The determination of these questions legally and necessarily includes the inquiries by such foreign courts whether or not testator made a valid will and, if so, whether it had been legally revoked before his death; and such judgment of the courts in sister states is to be accepted here as fixing the status of the instrument propounded as a will and under these statutes has the same effect as if the original proceeding had been had in the court of this state. It is considered that it results from this statutory modification of the common law that the question whether or not a purported will has been revoked is necessarily an inquiry in such foreign probate proceeding and is committed to the court of testator’s domicile for determination under the law of his residence. It must therefore follow that the law of Illinois concerning the revocation of wills controls in the instant case. There is no dispute but that the marriage of Dr. Gailey after making the will in question revoked it under the laws of Illinois.

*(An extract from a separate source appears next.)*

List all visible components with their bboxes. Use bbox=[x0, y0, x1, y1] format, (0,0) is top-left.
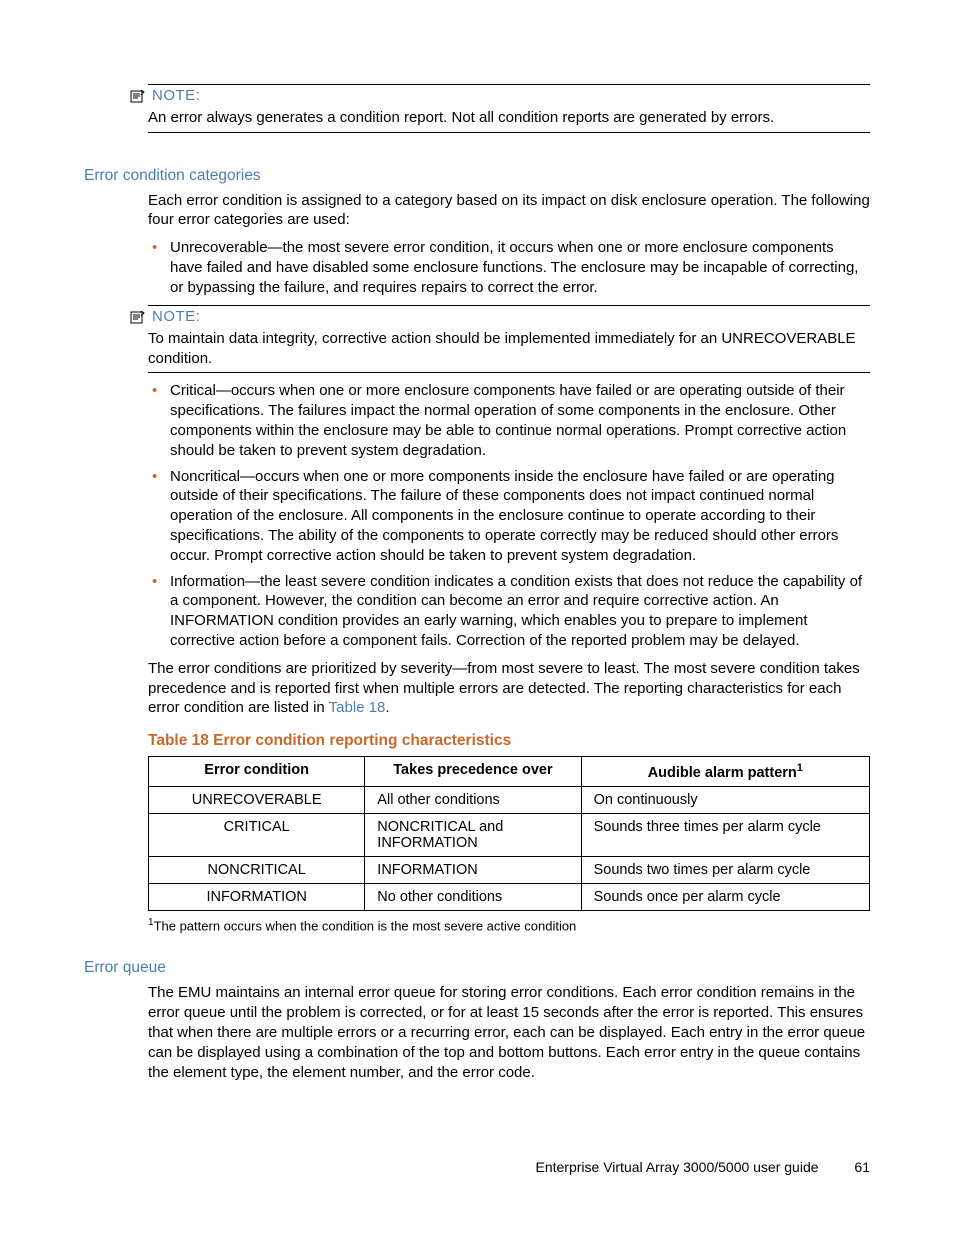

The record shows that this proceeding was commenced by personal service on the respondent, Brown, and that hé ap*451peared to show cause why he should not deliver the writing alleged to be the valid will of Dr. Gailey. This conferred jurisdiction of the subject matter and of the respondent. This is sufficient to enable the courts to inquire into the merits of the petitioner’s claims. Since the facts show that petitioner is not entitled to the relief demanded and that the petition must be dismissed, it is unnecessary to consider whether or not granting the relief prayed for would be a fruitless adjudication in the matter under the facts and circumstances presented by the record.
By the Court. — The order appealed from is affirmed.
A motion for a rehearing was denied, with $25 costs, on June 25, 1919.